Relevant wiki: General Diophantine Equations - Problem Solving

The equation can be rearranged to $42(ab+ac+bc) = abc$ .

WLOG, assuming $a$ divisible by 7, we set $a = 7A$ are: $Abc = 6 * (7A * (b + c) + bc )$ .
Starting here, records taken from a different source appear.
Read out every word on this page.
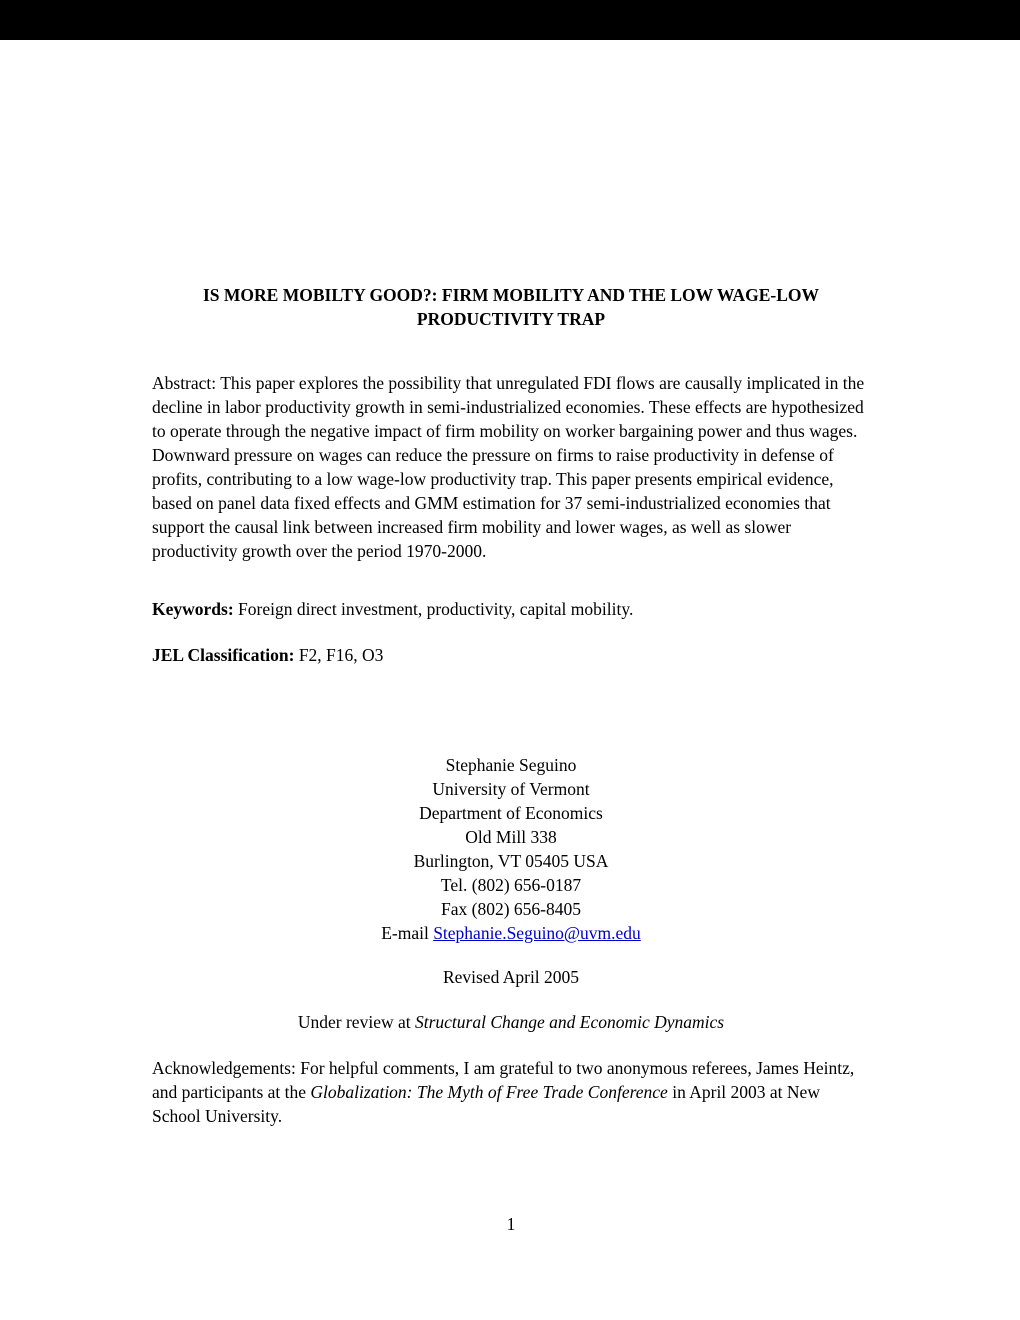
IS MORE MOBILTY GOOD?: FIRM MOBILITY AND THE LOW WAGE-LOW
PRODUCTIVITY TRAP

Abstract: This paper explores the possibility that unregulated FDI flows are causally implicated in the decline in labor productivity growth in semi-industrialized economies. These effects are hypothesized to operate through the negative impact of firm mobility on worker bargaining power and thus wages. Downward pressure on wages can reduce the pressure on firms to raise productivity in defense of profits, contributing to a low wage-low productivity trap. This paper presents empirical evidence, based on panel data fixed effects and GMM estimation for 37 semi-industrialized economies that support the causal link between increased firm mobility and lower wages, as well as slower productivity growth over the period 1970-2000.

Keywords: Foreign direct investment, productivity, capital mobility.

JEL Classification: F2, F16, O3

Stephanie Seguino
University of Vermont
Department of Economics
Old Mill 338
Burlington, VT 05405 USA
Tel. (802) 656-0187
Fax (802) 656-8405
E-mail Stephanie.Seguino@uvm.edu

Revised April 2005

Under review at Structural Change and Economic Dynamics

Acknowledgements: For helpful comments, I am grateful to two anonymous referees, James Heintz, and participants at the Globalization: The Myth of Free Trade Conference in April 2003 at New School University.

1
$bc * (A-6) = 6 * 7A * (b + c)$

Go into one case assuming $A-6$ divisible by 7. Set the $A - 6 = 7t$

$\Rightarrow$ $A = 7 * (7t + 6) = 49t + 42$

$bct = 6 * (7t + 6) * (b + c)$

Choose $t = 1$ , then $a = 49 + 42 = 91$

$bc = 6 * 13 * (b+c)$ , to assume $b$ is divisible by 13, set $b = 13B$ $\Rightarrow$ $Bc = 6 * (13B + c )$

$\Rightarrow$ $(B - 6) * c = 6 * 13 * B$

Again assuming $B - 6$ is divisible by 13, then $B - 6 = 13m$ $\Rightarrow$ $mc = 6 * (13m + 6)$ ,

$m = 1, c = 114, b = 247$

If we choose $t = 2$ , $\Rightarrow$ $a = 49 * 2 + 42 = 140$ , $2bc = 6 * 20 * (b + c)$

$bc = 60 * (b + c) = 3 * 4 * 5 * (b + c)$

Suppose $b$ is divisible by 5, set $b = 5B$ $\Rightarrow$ $Bc = 3 * 4 * (5B + c)$

$\Rightarrow$ $C * (B - 12) = 3 * 4 * 5B$ $\Rightarrow$ $c = 60+ 720 / (B - 12)$

Get the $B - 12 = 10$ $\Rightarrow$ $c = 132$ $\Rightarrow$ $b = 110$

So, $\min(a+b+c) = 382.$

1/a + 1/b + 1/c = 1/42,
(a + b + c) shall be minimum when a=b=c=3×42=126,
If one of the number, say a, is kept at 126, then, we have,
1/b + 1/c = (1/42) - (1/126) = 1/63,
63(b + c) = bc, or b(c - 63) = 63c,
b = 63 + (63×63)/(c - 63),
If (c - 63) = 63, then b=c=a=126, which is not permissible because a,b and c are different. Therefore, (c - 63) could be 7×7 or 9×9 so as to keep c and b close to 126.
c - 63 = 49 or 81, gives c = 112 or 144, and
b = 144 or 112.
So, a + b + c = 126 + 112 + 144 = 382.
Other triplets giving the same minimum value of 382 are also possible if a is not assumed to be 126, but is taken as having a factor in common with 42.